Facile and Green Synthesis of Multicolor Fluorescence Carbon Dots from Curcumin: In Vitro and in Vivo Bioimaging and Other Applications.

Abstract

Early detection is the critical phase in the prognostic strategy of various life-threatening maladies like infectious diseases and cancer. The mortality rate caused by these diseases could be considerably reduced if they were diagnosed in the early stages of disease development. Carbon dots (C-dots), a relatively new and promising candidate in the fluorescent nanomaterial category, possess a perceptible impact on various bioapplications. Herein, we report a one-step facile hydrothermal synthesis that yields a novel surface-passivated carbon dot (CDP) from curcumin (as a green substrate) displaying high aqueous solubility. The physico-chemical characterization of thus synthesized C-dots was accomplished by an UV–visible spectrophotometer, fluorescence spectrophotometer, zetasizer, TEM, and FE-SEM to understand the formation of carbon dots with a 4–5 nm size near spherical nanoparticle with high colloidal stability. E. coli DH5α was engaged as the Gram-negative test organism and S. aureus as the Gram-positive in the biolabeling of bacteria.

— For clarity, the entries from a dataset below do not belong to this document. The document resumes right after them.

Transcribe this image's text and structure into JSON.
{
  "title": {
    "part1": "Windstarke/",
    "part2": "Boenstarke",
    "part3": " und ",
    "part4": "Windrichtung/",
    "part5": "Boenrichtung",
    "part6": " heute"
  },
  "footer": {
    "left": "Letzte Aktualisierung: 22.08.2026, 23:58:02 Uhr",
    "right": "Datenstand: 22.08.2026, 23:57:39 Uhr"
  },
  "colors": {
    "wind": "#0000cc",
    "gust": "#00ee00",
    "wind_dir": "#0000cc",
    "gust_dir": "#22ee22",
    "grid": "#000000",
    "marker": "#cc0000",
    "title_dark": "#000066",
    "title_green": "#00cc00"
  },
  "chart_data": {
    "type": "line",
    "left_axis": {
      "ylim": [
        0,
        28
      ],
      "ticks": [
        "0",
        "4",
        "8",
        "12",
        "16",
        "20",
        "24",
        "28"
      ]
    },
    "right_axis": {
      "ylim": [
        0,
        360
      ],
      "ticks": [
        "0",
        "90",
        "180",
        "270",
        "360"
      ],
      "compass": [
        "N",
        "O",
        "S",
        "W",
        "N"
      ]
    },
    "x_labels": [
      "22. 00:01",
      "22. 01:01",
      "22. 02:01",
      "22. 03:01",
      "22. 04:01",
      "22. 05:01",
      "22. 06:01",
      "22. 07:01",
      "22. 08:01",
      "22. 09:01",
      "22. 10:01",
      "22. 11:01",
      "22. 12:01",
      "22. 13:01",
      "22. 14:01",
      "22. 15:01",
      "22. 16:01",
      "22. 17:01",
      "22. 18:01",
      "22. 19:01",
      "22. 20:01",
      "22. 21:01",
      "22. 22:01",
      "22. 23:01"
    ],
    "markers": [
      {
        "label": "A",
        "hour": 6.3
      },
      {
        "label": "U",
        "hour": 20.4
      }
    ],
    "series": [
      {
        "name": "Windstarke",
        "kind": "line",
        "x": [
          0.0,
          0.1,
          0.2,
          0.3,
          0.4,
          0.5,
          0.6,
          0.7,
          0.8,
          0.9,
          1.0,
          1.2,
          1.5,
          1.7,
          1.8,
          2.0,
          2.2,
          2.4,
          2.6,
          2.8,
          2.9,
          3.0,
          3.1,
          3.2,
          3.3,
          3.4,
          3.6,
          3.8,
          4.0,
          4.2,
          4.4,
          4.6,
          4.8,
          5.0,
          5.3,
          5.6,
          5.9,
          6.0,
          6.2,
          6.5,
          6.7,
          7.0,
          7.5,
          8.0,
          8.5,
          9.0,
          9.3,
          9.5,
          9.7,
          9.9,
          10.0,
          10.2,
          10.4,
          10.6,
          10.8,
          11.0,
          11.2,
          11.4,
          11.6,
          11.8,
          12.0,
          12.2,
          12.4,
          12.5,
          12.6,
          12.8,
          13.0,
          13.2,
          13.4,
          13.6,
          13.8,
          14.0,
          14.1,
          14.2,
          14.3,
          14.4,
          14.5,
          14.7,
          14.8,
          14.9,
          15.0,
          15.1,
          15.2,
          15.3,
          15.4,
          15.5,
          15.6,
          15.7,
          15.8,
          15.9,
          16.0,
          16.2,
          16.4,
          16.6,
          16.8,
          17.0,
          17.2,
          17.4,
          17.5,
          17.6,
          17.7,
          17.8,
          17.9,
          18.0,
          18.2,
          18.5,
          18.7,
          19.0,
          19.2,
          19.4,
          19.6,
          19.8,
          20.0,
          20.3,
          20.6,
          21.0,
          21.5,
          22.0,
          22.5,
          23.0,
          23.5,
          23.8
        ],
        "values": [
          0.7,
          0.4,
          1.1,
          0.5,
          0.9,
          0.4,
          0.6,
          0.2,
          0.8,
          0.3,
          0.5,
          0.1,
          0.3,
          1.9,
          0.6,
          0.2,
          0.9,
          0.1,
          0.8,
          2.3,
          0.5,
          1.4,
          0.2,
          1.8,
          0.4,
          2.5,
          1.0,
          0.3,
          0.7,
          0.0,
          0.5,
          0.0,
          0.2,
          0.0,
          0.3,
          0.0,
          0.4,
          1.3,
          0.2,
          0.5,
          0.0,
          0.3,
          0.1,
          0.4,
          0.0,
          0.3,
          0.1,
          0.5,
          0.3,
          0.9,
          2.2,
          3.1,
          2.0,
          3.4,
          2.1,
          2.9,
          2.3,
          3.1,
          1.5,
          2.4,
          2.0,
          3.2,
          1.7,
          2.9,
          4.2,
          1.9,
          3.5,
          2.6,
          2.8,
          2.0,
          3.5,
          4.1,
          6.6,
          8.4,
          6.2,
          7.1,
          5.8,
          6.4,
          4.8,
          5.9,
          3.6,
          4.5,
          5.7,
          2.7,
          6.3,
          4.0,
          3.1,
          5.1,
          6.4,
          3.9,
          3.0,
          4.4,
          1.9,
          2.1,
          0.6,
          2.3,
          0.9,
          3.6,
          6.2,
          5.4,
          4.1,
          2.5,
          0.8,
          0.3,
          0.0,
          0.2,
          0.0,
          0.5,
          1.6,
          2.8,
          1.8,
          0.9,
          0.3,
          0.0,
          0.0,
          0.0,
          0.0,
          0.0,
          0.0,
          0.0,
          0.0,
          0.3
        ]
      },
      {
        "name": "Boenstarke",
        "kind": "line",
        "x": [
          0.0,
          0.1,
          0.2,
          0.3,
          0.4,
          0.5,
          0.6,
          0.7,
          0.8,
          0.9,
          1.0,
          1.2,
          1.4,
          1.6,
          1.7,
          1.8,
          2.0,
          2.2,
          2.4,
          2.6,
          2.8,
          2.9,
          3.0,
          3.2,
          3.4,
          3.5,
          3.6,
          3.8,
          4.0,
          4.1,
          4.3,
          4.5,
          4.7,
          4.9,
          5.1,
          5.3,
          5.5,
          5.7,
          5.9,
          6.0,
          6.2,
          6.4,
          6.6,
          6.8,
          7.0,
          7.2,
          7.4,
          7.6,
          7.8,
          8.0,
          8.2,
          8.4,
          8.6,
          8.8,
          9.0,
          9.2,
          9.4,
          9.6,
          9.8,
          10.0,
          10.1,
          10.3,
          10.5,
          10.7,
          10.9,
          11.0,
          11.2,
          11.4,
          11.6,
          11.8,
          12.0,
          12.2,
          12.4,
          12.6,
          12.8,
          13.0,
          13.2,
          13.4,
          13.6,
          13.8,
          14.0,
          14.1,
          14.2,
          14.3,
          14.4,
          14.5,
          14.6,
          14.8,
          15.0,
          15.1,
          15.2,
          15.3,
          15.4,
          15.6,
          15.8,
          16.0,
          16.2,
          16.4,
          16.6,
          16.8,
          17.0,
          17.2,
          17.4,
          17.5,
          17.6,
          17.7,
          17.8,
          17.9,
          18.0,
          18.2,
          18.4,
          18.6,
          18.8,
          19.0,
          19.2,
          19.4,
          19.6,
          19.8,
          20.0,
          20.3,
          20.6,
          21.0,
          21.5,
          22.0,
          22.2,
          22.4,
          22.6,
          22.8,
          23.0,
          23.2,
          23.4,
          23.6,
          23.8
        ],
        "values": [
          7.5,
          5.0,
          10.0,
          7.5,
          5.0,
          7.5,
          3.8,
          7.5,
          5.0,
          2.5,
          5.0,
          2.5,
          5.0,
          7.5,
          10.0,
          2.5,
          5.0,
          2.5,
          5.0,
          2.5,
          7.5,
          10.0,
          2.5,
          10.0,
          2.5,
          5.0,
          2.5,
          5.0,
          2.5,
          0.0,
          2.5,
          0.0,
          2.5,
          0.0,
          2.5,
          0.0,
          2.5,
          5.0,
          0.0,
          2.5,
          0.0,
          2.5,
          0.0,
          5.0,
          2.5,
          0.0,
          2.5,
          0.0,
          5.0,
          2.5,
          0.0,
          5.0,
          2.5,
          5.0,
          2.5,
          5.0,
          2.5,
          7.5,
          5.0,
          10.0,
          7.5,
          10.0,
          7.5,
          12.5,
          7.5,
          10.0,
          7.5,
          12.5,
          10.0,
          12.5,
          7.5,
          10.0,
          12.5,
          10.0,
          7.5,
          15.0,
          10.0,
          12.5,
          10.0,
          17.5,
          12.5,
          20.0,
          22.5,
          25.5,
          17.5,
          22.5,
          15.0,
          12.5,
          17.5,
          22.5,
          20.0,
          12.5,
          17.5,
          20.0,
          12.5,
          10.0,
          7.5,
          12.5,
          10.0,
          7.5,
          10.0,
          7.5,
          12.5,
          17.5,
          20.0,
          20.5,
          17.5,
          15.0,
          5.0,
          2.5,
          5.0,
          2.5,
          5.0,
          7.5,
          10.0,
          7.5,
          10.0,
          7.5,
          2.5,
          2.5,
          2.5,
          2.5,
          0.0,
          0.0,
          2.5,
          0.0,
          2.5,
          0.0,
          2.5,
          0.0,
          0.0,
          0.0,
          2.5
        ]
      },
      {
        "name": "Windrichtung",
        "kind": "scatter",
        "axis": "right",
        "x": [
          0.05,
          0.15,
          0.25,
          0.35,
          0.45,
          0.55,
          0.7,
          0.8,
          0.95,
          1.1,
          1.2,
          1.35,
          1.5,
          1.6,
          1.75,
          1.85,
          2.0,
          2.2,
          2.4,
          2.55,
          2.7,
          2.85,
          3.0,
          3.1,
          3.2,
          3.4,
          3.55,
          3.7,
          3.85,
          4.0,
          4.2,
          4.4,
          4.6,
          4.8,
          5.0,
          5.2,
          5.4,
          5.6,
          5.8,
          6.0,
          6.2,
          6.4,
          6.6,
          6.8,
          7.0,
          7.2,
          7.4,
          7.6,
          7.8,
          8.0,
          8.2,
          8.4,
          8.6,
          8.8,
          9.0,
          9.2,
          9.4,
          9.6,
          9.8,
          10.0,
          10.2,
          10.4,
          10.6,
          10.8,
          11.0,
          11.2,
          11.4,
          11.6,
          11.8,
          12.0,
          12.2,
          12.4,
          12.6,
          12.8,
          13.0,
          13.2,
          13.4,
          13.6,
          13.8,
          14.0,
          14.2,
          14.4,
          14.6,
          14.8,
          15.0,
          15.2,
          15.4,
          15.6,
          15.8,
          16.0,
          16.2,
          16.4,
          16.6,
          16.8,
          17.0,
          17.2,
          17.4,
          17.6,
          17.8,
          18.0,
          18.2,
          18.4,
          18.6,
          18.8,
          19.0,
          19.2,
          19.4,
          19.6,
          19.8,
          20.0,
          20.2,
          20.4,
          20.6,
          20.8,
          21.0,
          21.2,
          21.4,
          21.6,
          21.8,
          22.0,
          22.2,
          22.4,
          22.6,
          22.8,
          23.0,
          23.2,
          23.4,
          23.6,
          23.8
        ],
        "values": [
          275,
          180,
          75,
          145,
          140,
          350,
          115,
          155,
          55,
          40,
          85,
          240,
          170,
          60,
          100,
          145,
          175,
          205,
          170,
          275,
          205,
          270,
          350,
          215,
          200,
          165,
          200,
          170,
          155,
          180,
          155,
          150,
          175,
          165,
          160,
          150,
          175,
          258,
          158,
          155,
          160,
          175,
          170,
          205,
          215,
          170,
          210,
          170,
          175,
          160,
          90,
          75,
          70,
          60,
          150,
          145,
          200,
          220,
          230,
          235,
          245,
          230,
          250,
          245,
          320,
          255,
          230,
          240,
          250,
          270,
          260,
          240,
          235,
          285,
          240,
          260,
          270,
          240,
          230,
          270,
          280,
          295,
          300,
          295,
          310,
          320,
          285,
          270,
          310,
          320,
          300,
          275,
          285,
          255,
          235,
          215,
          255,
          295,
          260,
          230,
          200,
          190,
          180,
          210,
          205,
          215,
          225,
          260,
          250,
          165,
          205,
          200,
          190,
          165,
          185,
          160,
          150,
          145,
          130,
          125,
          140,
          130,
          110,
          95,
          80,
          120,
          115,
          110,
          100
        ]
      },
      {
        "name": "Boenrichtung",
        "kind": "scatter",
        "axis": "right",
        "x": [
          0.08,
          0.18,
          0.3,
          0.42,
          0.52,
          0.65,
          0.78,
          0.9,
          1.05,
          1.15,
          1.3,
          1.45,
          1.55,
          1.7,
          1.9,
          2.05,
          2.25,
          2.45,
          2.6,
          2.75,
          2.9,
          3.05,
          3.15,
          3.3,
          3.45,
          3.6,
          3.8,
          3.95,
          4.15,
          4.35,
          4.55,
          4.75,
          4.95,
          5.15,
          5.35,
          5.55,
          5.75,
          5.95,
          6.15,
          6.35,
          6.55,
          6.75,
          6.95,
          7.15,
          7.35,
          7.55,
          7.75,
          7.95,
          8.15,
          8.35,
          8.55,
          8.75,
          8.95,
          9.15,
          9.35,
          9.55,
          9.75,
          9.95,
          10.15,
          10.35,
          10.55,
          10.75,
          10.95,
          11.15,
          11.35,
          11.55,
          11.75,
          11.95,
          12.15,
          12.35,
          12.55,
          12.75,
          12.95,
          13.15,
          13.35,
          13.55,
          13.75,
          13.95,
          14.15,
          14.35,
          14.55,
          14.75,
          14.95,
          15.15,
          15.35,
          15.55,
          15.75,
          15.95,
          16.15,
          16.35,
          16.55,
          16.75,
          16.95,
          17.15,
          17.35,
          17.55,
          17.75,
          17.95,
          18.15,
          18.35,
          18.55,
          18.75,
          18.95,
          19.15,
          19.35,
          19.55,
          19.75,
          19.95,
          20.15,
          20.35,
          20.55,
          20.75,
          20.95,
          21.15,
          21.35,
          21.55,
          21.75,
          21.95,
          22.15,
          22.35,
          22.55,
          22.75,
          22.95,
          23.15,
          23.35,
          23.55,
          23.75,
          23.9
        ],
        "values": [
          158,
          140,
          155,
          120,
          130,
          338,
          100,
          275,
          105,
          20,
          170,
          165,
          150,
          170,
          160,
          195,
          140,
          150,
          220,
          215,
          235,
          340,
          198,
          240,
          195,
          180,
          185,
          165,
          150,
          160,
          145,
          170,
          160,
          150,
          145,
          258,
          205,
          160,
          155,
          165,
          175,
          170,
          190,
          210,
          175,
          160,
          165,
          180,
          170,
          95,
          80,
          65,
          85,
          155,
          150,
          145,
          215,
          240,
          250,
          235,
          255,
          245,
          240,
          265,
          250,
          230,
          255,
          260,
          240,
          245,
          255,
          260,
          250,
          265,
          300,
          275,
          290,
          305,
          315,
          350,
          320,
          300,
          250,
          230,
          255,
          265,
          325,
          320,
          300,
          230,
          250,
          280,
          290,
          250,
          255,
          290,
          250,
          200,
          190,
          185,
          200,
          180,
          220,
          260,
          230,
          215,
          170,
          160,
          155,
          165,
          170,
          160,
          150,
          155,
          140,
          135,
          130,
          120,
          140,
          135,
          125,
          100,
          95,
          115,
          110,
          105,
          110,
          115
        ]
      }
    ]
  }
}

Cancer cell lines including colon cancer (HCT-15), lung cancer (A549), and mouse fibroblast (NIH 3T3) were evaluated and resulted in good biolabeling potential and less cytotoxicity. Zebrafish (ASWT) embryos as an animal model system were bioimaged, and in vivo toxicity was inferred. Moreover, the synthesized C-dots were shown to have free radical scavenging activity in a dose-dependent manner. The unpassivated C-dots (CD) were found to sense ferric ions at the micromolar concentration level. The findings of our study suggest that the multifunctional potentiality of CDPs serves as high-performance optical nanoprobes and can be a suitable alternative for various biolabeling and contrasting agents.